Downtown Recife’s classic movie palaces from the 20th century are mostly gone. That city area is now an archaeological site of sorts that reveals aspects of life in society which have been lost. And that’s just part of the story.

History and Memory: For Akiko and Takashige (1991)
This film is a poetic composition of recorded history and non-recorded memory. Filmmaker Rea Tajiri’s family was among the 120,000 Japanese and Japanese Americans who were imprisoned in internment camps after the attack on Pearl Harbor. And like so many who were in the camps, Tajiri’s family wrapped their memories of that experience in a shroud of silence and forgetting. This film raises questions about collective history – questions that prompt Tajiri to daringly re-imagine and re-create what has been stolen and what has been lost.

Dysphonias (2024)
After a premonition of an unusual bird, a father loses his voice. His daughter undertakes a search to rediscover him, through an intimate narrative that explores the past, the new facets and the silences of a man who is no longer the same.

Carnations (2025)
Seven strangers are interviewed to talk about the relationship they have with their mother.

L'heure exquise (1981)
In the streets of Marseille, René Allio encounters, once again, the spaces of his childhood, and remembers his family history.

At the Drive-In (2017)
Unable to purchase a $50,000 digital projector, a group of film fanatics in rural Pennsylvania fight to keep a dying drive-in theater alive by screening only vintage 35mm film prints and working entirely for free.

Please Hold (2025)
An experimental documentary engaging with decades of DIY activist media, two death bed/legacy videos, and the wisdom of many living AIDS workers, as we all sit together in one (changing) format, video—VHS, hi-8, digital, Zoom—to address these and other questions: How do neighborhoods, sweaters and scarves, videotapes and queer bars hold ghosts? How do we let them go?

Tricky Memory (2016)
The lastest neuroscience discoveries show surprising results: false memories, distortion, modification, déjà vus. Our memory is affected in many ways, and deceives us every day. The very fact of recalling souvenirs modifies them. The everyday consequences are manyfold. To what extent can we rely on our souvenirs? How much credit can we give them during trials? Even more shocking, scientists have proved to be able to manipulate our memory: creating artificial souvenirs, deleting, emphasizing or restoring them on demand.

Ashes (2022)
A cellar. A forgotten amphora. The ashes of a woman. Her granddaughter, daughter-in-law and son characterise her, entwining their memories and experiences. They reflect about filial love, gender and isolation through her overbearing nature.

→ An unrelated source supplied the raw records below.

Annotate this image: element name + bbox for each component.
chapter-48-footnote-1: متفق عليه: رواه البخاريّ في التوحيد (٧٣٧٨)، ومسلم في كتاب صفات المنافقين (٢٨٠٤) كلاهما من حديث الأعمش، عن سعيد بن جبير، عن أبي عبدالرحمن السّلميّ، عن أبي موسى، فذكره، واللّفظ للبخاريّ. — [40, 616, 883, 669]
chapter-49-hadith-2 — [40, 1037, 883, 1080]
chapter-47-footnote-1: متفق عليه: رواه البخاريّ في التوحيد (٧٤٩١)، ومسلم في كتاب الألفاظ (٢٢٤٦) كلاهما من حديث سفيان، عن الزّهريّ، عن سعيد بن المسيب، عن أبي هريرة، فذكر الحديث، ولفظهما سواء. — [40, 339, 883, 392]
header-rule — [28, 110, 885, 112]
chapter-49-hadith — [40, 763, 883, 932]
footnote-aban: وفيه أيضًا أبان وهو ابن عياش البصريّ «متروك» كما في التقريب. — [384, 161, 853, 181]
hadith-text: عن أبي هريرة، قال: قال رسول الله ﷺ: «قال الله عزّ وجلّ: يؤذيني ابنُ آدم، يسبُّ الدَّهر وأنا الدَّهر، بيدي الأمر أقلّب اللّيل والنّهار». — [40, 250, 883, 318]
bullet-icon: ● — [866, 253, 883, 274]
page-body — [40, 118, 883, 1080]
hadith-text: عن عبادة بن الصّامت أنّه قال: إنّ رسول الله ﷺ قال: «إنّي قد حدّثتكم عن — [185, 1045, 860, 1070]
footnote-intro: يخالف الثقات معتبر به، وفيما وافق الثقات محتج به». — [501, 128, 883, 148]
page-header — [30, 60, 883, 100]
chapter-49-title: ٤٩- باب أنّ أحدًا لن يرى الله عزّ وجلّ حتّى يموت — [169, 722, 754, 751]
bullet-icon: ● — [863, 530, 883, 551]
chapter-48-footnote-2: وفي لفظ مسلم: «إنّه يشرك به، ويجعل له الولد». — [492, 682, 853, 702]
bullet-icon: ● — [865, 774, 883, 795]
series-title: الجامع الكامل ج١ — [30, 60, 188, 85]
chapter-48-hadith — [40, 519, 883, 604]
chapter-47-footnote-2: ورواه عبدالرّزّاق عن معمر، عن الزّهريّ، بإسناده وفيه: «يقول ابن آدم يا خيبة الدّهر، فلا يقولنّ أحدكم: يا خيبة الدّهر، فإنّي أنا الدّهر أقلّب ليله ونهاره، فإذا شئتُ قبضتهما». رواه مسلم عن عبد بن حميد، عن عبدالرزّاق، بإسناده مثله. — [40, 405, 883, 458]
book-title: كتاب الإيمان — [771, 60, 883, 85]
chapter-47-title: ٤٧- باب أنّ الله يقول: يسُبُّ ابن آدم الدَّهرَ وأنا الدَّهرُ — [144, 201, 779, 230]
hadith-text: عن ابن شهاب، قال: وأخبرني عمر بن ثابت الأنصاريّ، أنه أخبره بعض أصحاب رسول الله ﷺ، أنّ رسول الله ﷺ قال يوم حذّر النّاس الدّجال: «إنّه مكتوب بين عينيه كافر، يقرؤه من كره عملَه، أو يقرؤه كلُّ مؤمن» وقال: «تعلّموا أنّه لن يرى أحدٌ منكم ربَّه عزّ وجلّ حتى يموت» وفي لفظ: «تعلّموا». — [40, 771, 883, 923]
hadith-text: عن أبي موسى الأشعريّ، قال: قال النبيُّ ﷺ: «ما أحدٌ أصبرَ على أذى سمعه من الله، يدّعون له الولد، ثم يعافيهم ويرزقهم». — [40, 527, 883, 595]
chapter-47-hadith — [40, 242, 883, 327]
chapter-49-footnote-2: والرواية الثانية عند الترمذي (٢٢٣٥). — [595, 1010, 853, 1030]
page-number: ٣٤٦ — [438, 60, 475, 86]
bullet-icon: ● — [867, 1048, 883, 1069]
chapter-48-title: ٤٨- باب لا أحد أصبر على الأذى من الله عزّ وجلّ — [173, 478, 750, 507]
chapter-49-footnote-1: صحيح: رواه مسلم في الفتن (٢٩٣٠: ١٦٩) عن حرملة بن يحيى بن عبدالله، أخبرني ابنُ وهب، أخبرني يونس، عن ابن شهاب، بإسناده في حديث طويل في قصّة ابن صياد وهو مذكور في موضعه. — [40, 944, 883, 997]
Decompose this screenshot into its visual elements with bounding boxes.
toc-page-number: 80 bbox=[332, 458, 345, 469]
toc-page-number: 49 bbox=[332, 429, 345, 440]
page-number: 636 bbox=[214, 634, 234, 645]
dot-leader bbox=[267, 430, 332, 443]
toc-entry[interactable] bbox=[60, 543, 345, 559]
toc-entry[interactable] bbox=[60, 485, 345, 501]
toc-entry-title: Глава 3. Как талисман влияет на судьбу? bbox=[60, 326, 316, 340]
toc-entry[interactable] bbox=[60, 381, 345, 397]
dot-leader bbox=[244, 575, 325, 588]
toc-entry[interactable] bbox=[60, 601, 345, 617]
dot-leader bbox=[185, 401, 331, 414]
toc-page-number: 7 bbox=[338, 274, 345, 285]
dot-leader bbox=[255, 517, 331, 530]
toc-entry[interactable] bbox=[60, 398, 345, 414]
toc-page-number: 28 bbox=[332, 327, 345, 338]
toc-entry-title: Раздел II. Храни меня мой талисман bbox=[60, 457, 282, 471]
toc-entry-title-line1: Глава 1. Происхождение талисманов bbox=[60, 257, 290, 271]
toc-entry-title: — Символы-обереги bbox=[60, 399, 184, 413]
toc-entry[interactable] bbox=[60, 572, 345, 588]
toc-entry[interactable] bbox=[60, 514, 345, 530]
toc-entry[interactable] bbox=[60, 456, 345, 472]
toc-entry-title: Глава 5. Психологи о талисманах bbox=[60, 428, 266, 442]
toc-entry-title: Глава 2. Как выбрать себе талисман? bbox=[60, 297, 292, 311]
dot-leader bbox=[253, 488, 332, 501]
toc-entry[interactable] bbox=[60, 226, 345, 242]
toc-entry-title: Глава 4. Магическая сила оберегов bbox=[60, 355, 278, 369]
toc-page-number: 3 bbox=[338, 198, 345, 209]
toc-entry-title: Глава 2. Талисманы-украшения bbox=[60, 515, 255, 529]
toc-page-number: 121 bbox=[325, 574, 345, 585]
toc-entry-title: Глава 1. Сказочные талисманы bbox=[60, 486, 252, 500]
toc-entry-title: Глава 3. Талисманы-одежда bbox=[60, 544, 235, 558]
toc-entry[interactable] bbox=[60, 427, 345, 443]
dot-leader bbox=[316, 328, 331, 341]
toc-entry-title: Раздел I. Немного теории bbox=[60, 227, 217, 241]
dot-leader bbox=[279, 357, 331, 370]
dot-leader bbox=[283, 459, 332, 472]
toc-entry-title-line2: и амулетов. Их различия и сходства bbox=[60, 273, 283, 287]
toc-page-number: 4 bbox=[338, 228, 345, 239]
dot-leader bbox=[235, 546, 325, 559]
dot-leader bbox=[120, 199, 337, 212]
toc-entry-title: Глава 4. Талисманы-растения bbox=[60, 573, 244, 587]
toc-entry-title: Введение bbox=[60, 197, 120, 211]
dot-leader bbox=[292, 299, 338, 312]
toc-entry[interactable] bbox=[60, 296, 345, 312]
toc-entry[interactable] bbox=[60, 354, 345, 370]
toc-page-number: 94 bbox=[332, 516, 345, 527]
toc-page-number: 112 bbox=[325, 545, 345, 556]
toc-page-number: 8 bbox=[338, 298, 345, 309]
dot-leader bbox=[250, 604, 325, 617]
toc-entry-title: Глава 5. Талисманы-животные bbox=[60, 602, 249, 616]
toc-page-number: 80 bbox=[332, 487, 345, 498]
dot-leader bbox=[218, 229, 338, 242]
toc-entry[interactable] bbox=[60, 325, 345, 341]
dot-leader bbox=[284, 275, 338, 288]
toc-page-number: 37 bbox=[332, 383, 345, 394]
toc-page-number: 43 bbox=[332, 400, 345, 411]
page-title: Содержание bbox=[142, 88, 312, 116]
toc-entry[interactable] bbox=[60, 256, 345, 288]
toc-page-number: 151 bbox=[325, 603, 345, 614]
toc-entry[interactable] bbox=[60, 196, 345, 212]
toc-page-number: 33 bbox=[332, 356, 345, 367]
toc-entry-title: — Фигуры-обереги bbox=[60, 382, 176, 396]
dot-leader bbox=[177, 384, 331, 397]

Memoirs of a Movie Palace: The Kings of Flatbush (1980)
When Brooklyn's Kings Theater -- one of five "Wonder Theaters" in the New York area -- closed its doors in 1977, the neighborhood mourned. In a series of interviews, local aficionados of the palace as well as its projectionist, its organist, and former employees, reminisce about the Kings and its charmed days gone by.

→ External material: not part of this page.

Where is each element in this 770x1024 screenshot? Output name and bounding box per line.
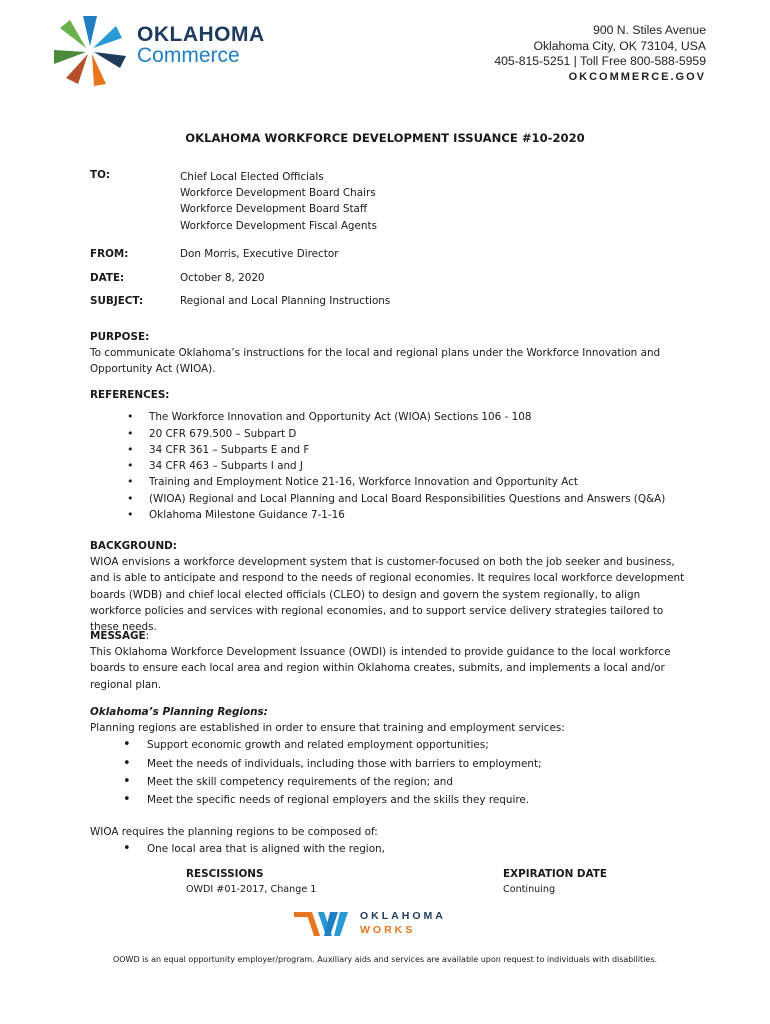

So They Won't Say We Don't Remember (2021)
The short film is based on events surrounding a 1977 mining accident in the Donbas region that ultimately led to the mine’s closure. In the film, locals, artists, and curators traverse the surface, paralleling one of the underground routes of the Novator mine. The procession ends at the monument to the dead miners, which is located just above the site of the underground accident that led to the death of the workers. Participants walk across the postindustrial landscape of Donbas, over the plowed fields, by bushes and courtyards, connecting the ground and the underground spaces through the choreography of their bodies.

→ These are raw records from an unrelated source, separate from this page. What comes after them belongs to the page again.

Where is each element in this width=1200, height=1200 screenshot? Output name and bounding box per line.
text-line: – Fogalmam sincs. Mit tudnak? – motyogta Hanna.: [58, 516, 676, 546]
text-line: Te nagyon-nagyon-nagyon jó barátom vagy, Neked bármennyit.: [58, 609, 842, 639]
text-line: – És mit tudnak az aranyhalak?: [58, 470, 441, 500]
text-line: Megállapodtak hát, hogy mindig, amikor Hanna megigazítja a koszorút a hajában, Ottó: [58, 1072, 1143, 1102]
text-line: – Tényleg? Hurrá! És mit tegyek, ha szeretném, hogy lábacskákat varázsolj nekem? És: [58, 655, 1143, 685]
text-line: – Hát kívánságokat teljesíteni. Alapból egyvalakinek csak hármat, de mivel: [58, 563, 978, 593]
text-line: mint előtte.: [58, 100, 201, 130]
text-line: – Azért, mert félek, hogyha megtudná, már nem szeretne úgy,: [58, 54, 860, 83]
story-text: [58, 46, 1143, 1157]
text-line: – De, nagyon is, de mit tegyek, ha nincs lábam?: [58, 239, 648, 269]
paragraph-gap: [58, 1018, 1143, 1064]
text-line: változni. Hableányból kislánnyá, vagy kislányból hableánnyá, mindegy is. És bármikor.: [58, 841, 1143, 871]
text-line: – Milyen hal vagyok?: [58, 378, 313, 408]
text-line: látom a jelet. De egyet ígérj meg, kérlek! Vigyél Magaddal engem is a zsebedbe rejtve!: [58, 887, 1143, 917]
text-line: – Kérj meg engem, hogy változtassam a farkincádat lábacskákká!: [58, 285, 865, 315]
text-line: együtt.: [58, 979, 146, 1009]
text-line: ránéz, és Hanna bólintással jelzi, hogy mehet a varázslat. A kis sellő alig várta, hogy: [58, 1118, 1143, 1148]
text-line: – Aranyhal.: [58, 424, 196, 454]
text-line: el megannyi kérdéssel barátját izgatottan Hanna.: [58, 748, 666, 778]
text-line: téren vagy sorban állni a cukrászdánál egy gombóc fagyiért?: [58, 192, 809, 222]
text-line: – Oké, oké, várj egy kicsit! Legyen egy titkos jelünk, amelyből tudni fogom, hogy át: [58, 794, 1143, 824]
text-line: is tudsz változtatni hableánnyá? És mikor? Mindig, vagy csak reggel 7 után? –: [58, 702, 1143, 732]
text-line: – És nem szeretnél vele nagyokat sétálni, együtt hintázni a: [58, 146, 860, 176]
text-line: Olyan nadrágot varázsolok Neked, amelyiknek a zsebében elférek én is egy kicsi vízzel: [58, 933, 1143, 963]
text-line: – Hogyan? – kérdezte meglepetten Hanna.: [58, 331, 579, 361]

Mind Games - The Experiment (2023)
Can exercise sharpen the brightest minds? In this ground-breaking experiment, four world-class gamers, competing in eSports, Chess, Mahjong and Memory Games, put this to the test.

All this Roughness (2020)
An unnamed passer-by is forced to trace a circular route inside an abandoned tram station, facing loss and time. The broken walls act as a channel, transmitting fragmentary, blurred and analogical memories.

Ballymanus (2023)
10 May 1943. Something is spotted drifting ashore off the coast of Northwest Donegal, Ireland. Something that would change the lives of the local people forever.

Cycle of Memory (2022)
Mel Schwartz escaped the Great Depression on a bicycle adventure he'd remember for the rest of his life... until Mel lost his memory to Alzheimer's. Now over seventy-five years later, his grandchildren set out to recreate his life-changing journey and find those memories before they slip away. Cycle of Memory explores the importance of intergenerational connection, healing painful pasts, and leaving a meaningful time capsule for the future.

The Wolf Suit (2021)
How much can you trust your childhood memories? Director Sam Firth investigates, sweeping her parents into the experiment and on a journey into the past.

Amaro: O Colégio da Memória (2023)
About to turn 100 years old, Santo Amaro School closed its doors in 2020, amid the pandemic, leaving former students in deep sorrow. The story of the school is now told by different generations of students, teachers, nuns and employees, who return to the school building to remember their time over there: an unreachable past, which, through memories, becomes present once again.